Micrel of San Jose, Calif., received US Patent No. 6,711,046, “Programmable optical array.” The patent covers a set of programmable semiconductor elements, such as Zener diodes, used in an optical array. The elements are formed on a substrate surface and selectively programmed to create a reflective filament between anode and cathode contacts of the diodes. Light is then applied to the surface. The reflected (or transmitted) light pattern may be used for conveying optical information or exposing a photoresist layer. The array may be used to selectively expose a photoresist layer, or to determine the genes expressed in a biochip device.
Corning received US Patent No. 6,710,877, “Apparatus and methods for determining biomolecular interactions.” The patent covers a set of methods, apparatus, and substrates for the detection of reactions between biomolecules or cells and a second compound. The invention detects interactions between ligands and receptors by detecting a diffusion of a species within a sensing area. Absorbance detection and diffraction sensors are utilized to monitor the rate of diffusion from the sensing area.

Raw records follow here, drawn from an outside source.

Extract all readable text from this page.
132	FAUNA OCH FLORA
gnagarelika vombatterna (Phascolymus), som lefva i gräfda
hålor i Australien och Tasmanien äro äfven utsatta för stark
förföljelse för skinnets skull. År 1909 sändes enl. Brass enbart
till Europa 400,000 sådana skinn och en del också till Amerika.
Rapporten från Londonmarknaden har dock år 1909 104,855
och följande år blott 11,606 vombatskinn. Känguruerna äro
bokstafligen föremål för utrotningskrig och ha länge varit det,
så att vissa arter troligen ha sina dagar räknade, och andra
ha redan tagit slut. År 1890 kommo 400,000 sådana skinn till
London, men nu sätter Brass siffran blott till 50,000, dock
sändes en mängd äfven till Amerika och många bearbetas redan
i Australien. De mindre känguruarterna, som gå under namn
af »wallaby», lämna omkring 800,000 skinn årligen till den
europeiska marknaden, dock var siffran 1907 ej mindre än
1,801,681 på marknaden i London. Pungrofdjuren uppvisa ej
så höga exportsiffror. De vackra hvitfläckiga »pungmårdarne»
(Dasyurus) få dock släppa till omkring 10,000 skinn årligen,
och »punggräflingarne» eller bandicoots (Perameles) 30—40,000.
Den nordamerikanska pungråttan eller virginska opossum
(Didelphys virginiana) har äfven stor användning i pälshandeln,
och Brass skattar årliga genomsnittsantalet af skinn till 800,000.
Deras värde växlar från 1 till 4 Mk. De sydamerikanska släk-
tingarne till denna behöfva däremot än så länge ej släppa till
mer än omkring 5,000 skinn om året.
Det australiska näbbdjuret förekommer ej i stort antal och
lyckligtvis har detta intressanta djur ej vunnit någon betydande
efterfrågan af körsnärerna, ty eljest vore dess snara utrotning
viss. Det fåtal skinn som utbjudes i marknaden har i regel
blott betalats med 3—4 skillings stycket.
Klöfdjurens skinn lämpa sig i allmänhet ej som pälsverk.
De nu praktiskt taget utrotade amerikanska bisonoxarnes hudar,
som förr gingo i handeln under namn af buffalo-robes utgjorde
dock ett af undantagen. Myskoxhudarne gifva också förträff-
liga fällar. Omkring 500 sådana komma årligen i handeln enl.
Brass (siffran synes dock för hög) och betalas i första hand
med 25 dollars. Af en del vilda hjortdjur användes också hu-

Nanosphere received US Patent No. 6,709,825, “Nanoparticles having oligonucleotides attached thereto and uses therefore.” The patent covers the use of nanoparticles with oligonucleotides attached for detecting complementary sequences of nucleic acids. Detectable change is created through hybridization of the oligos to nucleic acid. The patent also describes ways to sysnthesize nanoparticle oligonucleotides, and separate selected nucleic acid from other nucleic acids.